Paperweight
As cities fill with gigantic paperweights and desks are cluttered by tiny skyscrapers, it can be said that the problem of scale today belongs to computational media. Digital objects have no scale: they are merely projections of forms that swivel from size to size. They could just as easily sit on a desk or within a city. Initially a triumph of architecture’s independence from the real world, today the ability to be of any size is a defeat. Reduced to a tendency, it is a surrender of disciplinary mastery to the biases of computational media.

In the digital scenario, engineering formalizes scale. The habitual implementation of structural, technological, and environmental conventions bring the digital object towards a size. This is outside the realm of architecture’s working space. Architecture is found in the drawing; its mark of scale occurs through plan articulations, inflections of geometry, and formal proportions. Paperweight seeks to formalize the inscription of scale in contemporary media. It denotes scale’s signs and markings as an architectural problem rather than an engineering solution. Ratios, proportions, drawing notations, and tectonic registers imprint the architectural drawing with scale. Therefore Paperweight generates a form, marks its tectonic and drawing systems, and then specifies a size.

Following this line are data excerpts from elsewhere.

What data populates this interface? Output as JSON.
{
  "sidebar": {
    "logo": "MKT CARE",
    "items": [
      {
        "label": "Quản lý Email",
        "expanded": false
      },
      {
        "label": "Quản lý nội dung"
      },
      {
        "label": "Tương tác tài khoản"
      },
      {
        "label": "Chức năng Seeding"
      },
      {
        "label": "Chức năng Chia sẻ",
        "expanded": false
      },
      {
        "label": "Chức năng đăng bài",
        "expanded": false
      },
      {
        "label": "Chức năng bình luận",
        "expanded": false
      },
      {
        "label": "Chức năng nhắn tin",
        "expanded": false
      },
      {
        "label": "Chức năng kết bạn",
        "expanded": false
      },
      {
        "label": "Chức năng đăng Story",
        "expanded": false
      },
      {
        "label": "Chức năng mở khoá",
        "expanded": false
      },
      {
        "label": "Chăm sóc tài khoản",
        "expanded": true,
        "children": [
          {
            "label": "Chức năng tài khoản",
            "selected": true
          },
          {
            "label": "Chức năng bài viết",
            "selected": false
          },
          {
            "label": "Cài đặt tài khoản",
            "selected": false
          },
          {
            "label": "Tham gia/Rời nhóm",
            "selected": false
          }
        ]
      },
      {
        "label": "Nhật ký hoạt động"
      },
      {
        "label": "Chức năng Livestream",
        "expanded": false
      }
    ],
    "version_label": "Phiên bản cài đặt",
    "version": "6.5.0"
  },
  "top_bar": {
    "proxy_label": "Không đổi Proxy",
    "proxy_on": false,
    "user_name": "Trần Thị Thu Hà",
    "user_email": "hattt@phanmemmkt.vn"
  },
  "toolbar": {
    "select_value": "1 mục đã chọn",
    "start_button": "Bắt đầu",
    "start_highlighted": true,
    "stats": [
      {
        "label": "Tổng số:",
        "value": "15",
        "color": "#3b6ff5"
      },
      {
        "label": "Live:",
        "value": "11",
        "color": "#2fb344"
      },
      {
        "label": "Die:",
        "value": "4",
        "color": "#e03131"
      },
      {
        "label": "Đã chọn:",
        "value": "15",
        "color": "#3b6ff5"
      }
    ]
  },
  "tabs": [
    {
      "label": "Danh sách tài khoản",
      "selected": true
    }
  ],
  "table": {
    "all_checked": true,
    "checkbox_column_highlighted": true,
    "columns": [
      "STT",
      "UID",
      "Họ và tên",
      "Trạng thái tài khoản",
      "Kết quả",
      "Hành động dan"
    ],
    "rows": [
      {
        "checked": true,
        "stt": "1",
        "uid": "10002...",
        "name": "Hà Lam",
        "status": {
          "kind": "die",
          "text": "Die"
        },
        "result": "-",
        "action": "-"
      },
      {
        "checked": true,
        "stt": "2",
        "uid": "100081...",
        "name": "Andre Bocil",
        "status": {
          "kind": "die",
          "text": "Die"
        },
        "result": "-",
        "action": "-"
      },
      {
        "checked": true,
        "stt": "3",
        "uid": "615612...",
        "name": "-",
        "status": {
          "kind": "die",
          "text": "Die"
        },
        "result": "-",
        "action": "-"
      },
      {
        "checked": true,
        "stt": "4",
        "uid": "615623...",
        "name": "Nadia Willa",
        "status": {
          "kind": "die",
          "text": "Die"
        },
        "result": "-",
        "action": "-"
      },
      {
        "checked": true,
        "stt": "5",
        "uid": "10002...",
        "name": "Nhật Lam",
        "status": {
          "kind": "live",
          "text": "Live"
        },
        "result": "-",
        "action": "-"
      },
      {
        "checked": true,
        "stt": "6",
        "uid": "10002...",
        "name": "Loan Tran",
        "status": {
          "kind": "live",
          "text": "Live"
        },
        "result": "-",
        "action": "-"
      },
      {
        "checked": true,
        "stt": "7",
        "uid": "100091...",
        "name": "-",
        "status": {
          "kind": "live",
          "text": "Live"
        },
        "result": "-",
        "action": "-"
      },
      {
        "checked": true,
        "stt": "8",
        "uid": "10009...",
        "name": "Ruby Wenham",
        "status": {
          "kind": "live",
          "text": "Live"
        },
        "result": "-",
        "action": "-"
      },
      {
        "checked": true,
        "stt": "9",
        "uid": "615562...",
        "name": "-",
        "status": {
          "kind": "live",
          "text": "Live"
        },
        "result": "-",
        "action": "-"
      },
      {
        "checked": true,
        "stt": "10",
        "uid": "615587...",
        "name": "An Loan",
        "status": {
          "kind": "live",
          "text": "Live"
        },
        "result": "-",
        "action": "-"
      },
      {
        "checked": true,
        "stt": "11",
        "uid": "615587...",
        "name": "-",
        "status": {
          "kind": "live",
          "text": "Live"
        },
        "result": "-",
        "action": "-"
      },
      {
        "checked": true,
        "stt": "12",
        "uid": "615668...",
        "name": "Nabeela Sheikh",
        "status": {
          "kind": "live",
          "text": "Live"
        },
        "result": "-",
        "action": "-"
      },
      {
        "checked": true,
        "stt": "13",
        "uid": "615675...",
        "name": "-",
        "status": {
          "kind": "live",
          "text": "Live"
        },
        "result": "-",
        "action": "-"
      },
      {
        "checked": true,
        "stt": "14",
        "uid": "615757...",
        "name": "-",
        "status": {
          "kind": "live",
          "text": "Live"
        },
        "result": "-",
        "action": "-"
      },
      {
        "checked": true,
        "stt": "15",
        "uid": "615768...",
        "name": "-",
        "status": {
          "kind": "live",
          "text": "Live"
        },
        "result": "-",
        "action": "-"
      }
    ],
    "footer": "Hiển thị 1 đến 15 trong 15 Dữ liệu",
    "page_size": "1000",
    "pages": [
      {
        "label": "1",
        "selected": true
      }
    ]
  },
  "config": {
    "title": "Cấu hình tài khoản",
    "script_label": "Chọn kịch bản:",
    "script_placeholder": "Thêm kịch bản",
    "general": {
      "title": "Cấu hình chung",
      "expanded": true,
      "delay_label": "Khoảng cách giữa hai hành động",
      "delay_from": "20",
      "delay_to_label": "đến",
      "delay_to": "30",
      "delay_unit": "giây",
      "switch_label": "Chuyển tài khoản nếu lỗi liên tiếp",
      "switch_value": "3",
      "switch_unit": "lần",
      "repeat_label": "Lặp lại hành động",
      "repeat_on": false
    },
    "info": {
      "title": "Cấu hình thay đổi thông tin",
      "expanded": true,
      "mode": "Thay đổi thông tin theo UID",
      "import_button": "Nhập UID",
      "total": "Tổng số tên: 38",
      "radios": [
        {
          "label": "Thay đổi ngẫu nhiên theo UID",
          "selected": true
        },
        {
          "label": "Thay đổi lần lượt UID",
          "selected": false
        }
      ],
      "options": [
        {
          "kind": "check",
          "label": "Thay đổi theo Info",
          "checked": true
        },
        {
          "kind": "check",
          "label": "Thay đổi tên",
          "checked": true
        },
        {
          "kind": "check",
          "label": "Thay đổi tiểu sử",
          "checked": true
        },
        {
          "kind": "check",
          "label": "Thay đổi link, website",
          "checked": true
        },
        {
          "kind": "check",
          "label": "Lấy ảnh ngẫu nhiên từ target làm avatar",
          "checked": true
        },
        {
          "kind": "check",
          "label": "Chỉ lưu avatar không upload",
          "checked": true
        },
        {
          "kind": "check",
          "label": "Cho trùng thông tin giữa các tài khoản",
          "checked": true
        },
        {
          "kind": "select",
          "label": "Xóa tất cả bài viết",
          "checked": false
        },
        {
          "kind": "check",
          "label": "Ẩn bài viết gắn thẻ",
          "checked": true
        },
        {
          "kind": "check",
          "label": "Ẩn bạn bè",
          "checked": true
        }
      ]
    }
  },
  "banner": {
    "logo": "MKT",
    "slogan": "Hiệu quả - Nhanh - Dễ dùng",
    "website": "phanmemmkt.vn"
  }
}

If the column was the primary site of architectural exploration, then the five orders were surely the initial inscription of measure onto a set of forms. Their proportions, ornament, and decorum indicated the prominence and size of architecture in the city: Doric for a house or Corinthian for a palace, for instance. Paperweight begins with the idea of the column: the revolution of a proportioned profile into a cylinder. Grids and proportions regulate the revolution and, much like a chess piece, produce a clear figure. Unlike the chess piece or the column, however, Paperweight builds upon contemporary notions of asymmetrical geometry and awkward posture to produce an unstable figure. Like the signification of the five orders, Paperweight develops five sizes of forms: XS, S, M, L, and XL. Each drawing or model’s actual size determines annotation, tectonic systems, and ratios, suggesting an uncertainty between the representation of one size from the next. By establishing a measure for each size, Paperweight imprints the heaviness of scaled representation into the form of architecture.